Um cantinho para "falar" de livros, para trocar ideias, para descobrir o próximo livro a ler.

Um cantinho para "falar" de livros, para trocar ideias, para descobrir o próximo livro a ler.

Livros para adiar o fim do mundo

17
Mar25

#2/2025 - Eu canto e a Montanha Dança, Irene Solà

livrosparaadiarofimdomundo

Eu Canto e a Montanha Dança

192 páginas

Cavalo de Ferro

Não sei se ler é o melhor remédio, sei que é um bom remédio. Ler é tudo o que já se disse e um pouco mais que cada um de nós acrescenta. Ler, no caso deste Eu canto e a montanha dança,  é uma experiência estética que agrega beleza e poesia, como se fossem coisas diferentes. Ler é flutuar fora do tempo e do espaço e ao mesmo tempo num tempo e num espaço que é recriado pelas palavras que fluem, que preenchem a nossa perceção. Ler pode ser e é uma experiência intensamente sensorial.

Se houver alguém com paciência para ler estas palavras, não será para encontrar aqui a sinopse de um livro. Decerto procura um motivo para ler e, em particular, para ler este livro. Muito brevemente, o enquadramento da narrativa - atenção não da ação, não das palavras, porque tudo neste livro é complexo e tecido de várias camadas, daí que fuja de expressões redutoras, procuro uma forma abrangente de dizer - são os Pirinéus, eles também personagem.

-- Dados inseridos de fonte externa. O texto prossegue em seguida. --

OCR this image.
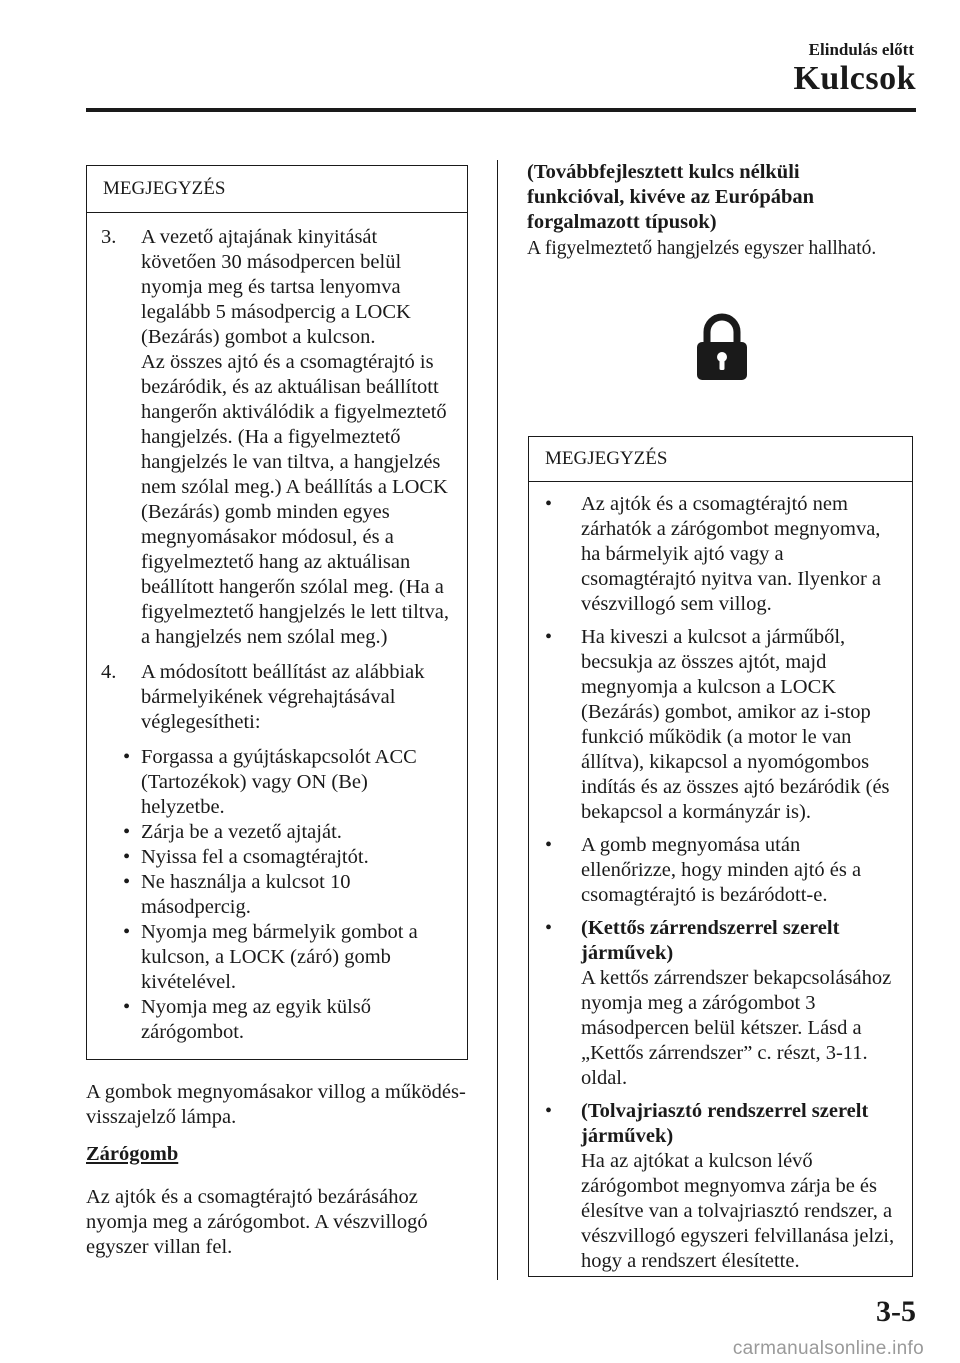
Elindulás előtt
Kulcsok
MEGJEGYZÉS
3. A vezető ajtajának kinyitását követően 30 másodpercen belül nyomja meg és tartsa lenyomva legalább 5 másodpercig a LOCK (Bezárás) gombot a kulcson.
Az összes ajtó és a csomagtérajtó is bezáródik, és az aktuálisan beállított hangerőn aktiválódik a figyelmeztető hangjelzés. (Ha a figyelmeztető hangjelzés le van tiltva, a hangjelzés nem szólal meg.) A beállítás a LOCK (Bezárás) gomb minden egyes megnyomásakor módosul, és a figyelmeztető hang az aktuálisan beállított hangerőn szólal meg. (Ha a figyelmeztető hangjelzés le lett tiltva, a hangjelzés nem szólal meg.)
4. A módosított beállítást az alábbiak bármelyikének végrehajtásával véglegesítheti:
• Forgassa a gyújtáskapcsolót ACC (Tartozékok) vagy ON (Be) helyzetbe.
• Zárja be a vezető ajtaját.
• Nyissa fel a csomagtérajtót.
• Ne használja a kulcsot 10 másodpercig.
• Nyomja meg bármelyik gombot a kulcson, a LOCK (záró) gomb kivételével.
• Nyomja meg az egyik külső zárógombot.
A gombok megnyomásakor villog a működés-visszajelző lámpa.
Zárógomb
Az ajtók és a csomagtérajtó bezárásához nyomja meg a zárógombot. A vészvillogó egyszer villan fel.
(Továbbfejlesztett kulcs nélküli funkcióval, kivéve az Európában forgalmazott típusok)
A figyelmeztető hangjelzés egyszer hallható.
MEGJEGYZÉS
• Az ajtók és a csomagtérajtó nem zárhatók a zárógombot megnyomva, ha bármelyik ajtó vagy a csomagtérajtó nyitva van. Ilyenkor a vészvillogó sem villog.
• Ha kiveszi a kulcsot a járműből, becsukja az összes ajtót, majd megnyomja a kulcson a LOCK (Bezárás) gombot, amikor az i-stop funkció működik (a motor le van állítva), kikapcsol a nyomógombos indítás és az összes ajtó bezáródik (és bekapcsol a kormányzár is).
• A gomb megnyomása után ellenőrizze, hogy minden ajtó és a csomagtérajtó is bezáródott-e.
• (Kettős zárrendszerrel szerelt járművek)
A kettős zárrendszer bekapcsolásához nyomja meg a zárógombot 3 másodpercen belül kétszer. Lásd a „Kettős zárrendszer” c. részt, 3-11. oldal.
• (Tolvajriasztó rendszerrel szerelt járművek)
Ha az ajtókat a kulcson lévő zárógombot megnyomva zárja be és élesítve van a tolvajriasztó rendszer, a vészvillogó egyszeri felvillanása jelzi, hogy a rendszert élesítette.
3-5
carmanualsonline.info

O que torna este livro objeto a ser lido é, em primeira instância, a forma como memória e identidade nele se fundem: tudo é espaço de convergência - as pessoas, os animais, a natureza, as plantas, as nuvens, a chuva e o raio, os fantasmas, os seres feéricos e mágicos, míticos e imaginários. Tudo se revolve numa espiral que se refaz, não há acaso, não há exceção, não há individualidade, é uma longa e inexorável cadeia que tudo une e interliga.

Os lugares aqui descritos são aldeias recônditas, simultaneamente antiquíssimas e de hoje, nelas vivem homens e mulheres que têm o domínio dos silêncios e da distância, mais de ontem do que amanhã. Pendularmente situados entre uma espécie de panteísmo que é de inspiração antropomórfica. Essa característica contribui para a polifonia do livro, todos os seres são sujeito de narrar, todos contribuem para a composição final, todos convergem.

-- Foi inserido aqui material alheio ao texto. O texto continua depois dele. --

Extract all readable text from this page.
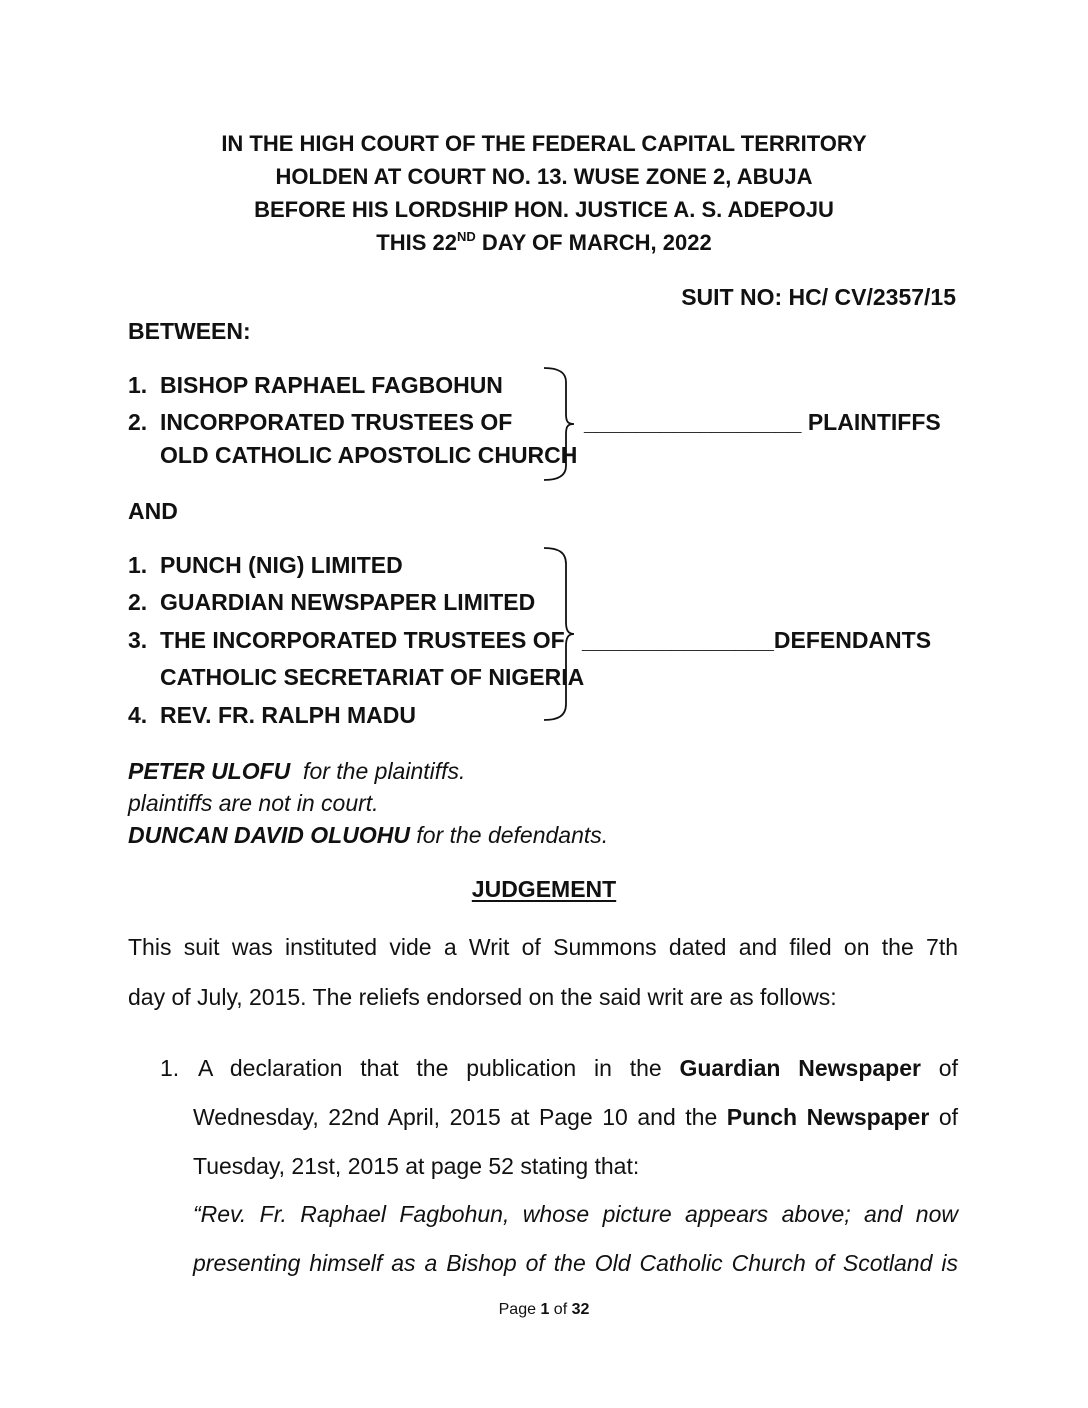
IN THE HIGH COURT OF THE FEDERAL CAPITAL TERRITORY
HOLDEN AT COURT NO. 13. WUSE ZONE 2, ABUJA
BEFORE HIS LORDSHIP HON. JUSTICE A. S. ADEPOJU
THIS 22ND DAY OF MARCH, 2022
SUIT NO: HC/ CV/2357/15
BETWEEN:
1. BISHOP RAPHAEL FAGBOHUN
2. INCORPORATED TRUSTEES OF
OLD CATHOLIC APOSTOLIC CHURCH
_________________ PLAINTIFFS
AND
1. PUNCH (NIG) LIMITED
2. GUARDIAN NEWSPAPER LIMITED
3. THE INCORPORATED TRUSTEES OF
CATHOLIC SECRETARIAT OF NIGERIA
4. REV. FR. RALPH MADU
_______________DEFENDANTS
PETER ULOFU  for the plaintiffs.
plaintiffs are not in court.
DUNCAN DAVID OLUOHU for the defendants.
JUDGEMENT
This suit was instituted vide a Writ of Summons dated and filed on the 7th
day of July, 2015. The reliefs endorsed on the said writ are as follows:
1. A declaration that the publication in the Guardian Newspaper of
Wednesday, 22nd April, 2015 at Page 10 and the Punch Newspaper of
Tuesday, 21st, 2015 at page 52 stating that:
“Rev. Fr. Raphael Fagbohun, whose picture appears above; and now
presenting himself as a Bishop of the Old Catholic Church of Scotland is
Page 1 of 32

A composição do romance convoca e desafia o leitor, que não pode ser passivo, tem de ter atenção plena, tem de recompor, reconstruir, reestabelecer a linearidade que a narrativa fragmentou, é agente, é co-narrador.

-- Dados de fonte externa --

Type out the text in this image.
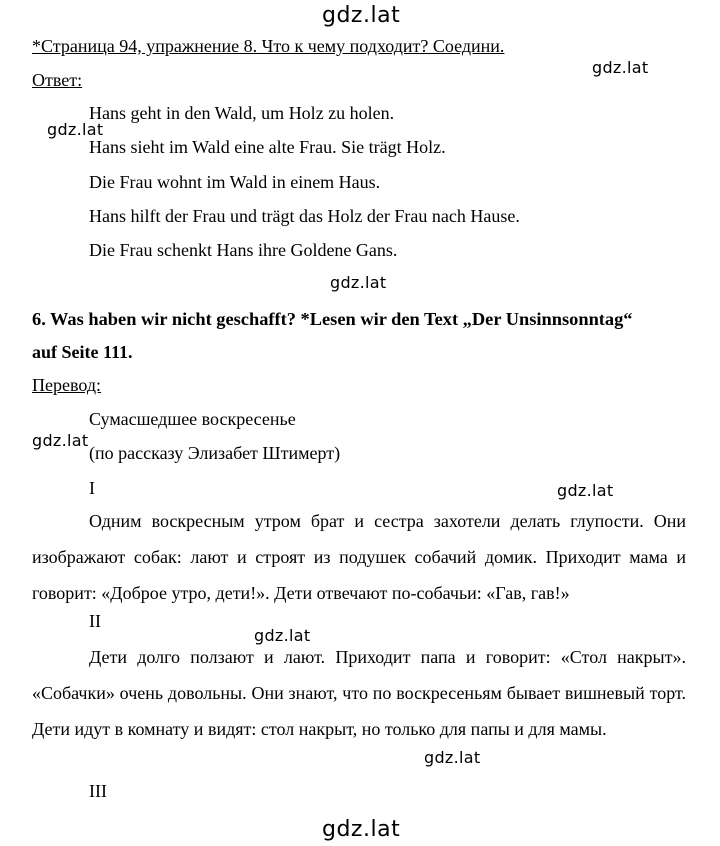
gdz.lat
gdz.lat
gdz.lat
gdz.lat
gdz.lat
gdz.lat
gdz.lat
gdz.lat
gdz.lat
*Страница 94, упражнение 8. Что к чему подходит? Соедини.
Ответ:
Hans geht in den Wald, um Holz zu holen.
Hans sieht im Wald eine alte Frau. Sie trägt Holz.
Die Frau wohnt im Wald in einem Haus.
Hans hilft der Frau und trägt das Holz der Frau nach Hause.
Die Frau schenkt Hans ihre Goldene Gans.
6. Was haben wir nicht geschafft? *Lesen wir den Text „Der Unsinnsonntag“
auf Seite 111.
Перевод:
Сумасшедшее воскресенье
(по рассказу Элизабет Штимерт)
I
Одним воскресным утром брат и сестра захотели делать глупости. Они изображают собак: лают и строят из подушек собачий домик. Приходит мама и говорит: «Доброе утро, дети!». Дети отвечают по-собачьи: «Гав, гав!»
II
Дети долго ползают и лают. Приходит папа и говорит: «Стол накрыт». «Собачки» очень довольны. Они знают, что по воскресеньям бывает вишневый торт. Дети идут в комнату и видят: стол накрыт, но только для папы и для мамы.
III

É um romance belíssimo, no qual se cria uma atmosfera de lenda e de saga, de fantástico e de maravilhoso, de linguagem que narra poetizando o objeto contado. É mesmo muito bonito, como os olhos do corço, é arguto como as nuvens, poético como os montanheses que não escrevem as suas poesias, antes as dizem, misterioso como as mulheres de água, intencional, como as bruxas, frágil como as suas personagens, marcado pela memória como tudo e todos. Todos estes elementos ali constam, pelo meio é possível reconhecer uma história, mas esta é parte e não fim.

04
Mar25

#1/2024 - Ainda estou aqui, Marcelo Rubens Paiva: da importância da memória

livrosparaadiarofimdomundo

Ainda Estou Aqui

D. Quixote

270 páginas

Começava a falar-se com insistência sobre o sucesso do filme, realizado por Walter Salles e protagonizado por Fernanda Torres, homónimo deste livro, quando me apercebi que a fita era baseada num livro. Ora havendo um livro, diz a ciência - a partir de estudos realizados por leitores que são cinéfilos -, que o livro é quase sempre melhor que o filme. Daí que comecei pelo livro. Ao dia de hoje, já depois do Oscar para melhor filme estrangeiro, ainda não vi o filme, estará para breve, mas li, isso sim o livro. Desfaço já as dúvidas: gostei muito. Em termos de significado está ali a nível do Somos o Esquecimento que seremos. Aliás uma análise comparativa dos dois daria um estudo muito interessante. Um dia destes, curiosamente, apercebi-me que Carlos Magno, o apresentou como sugestão de leitura no momento do seu comentário semanal na CNN. E bem, e bem, a recomendação é pertinente.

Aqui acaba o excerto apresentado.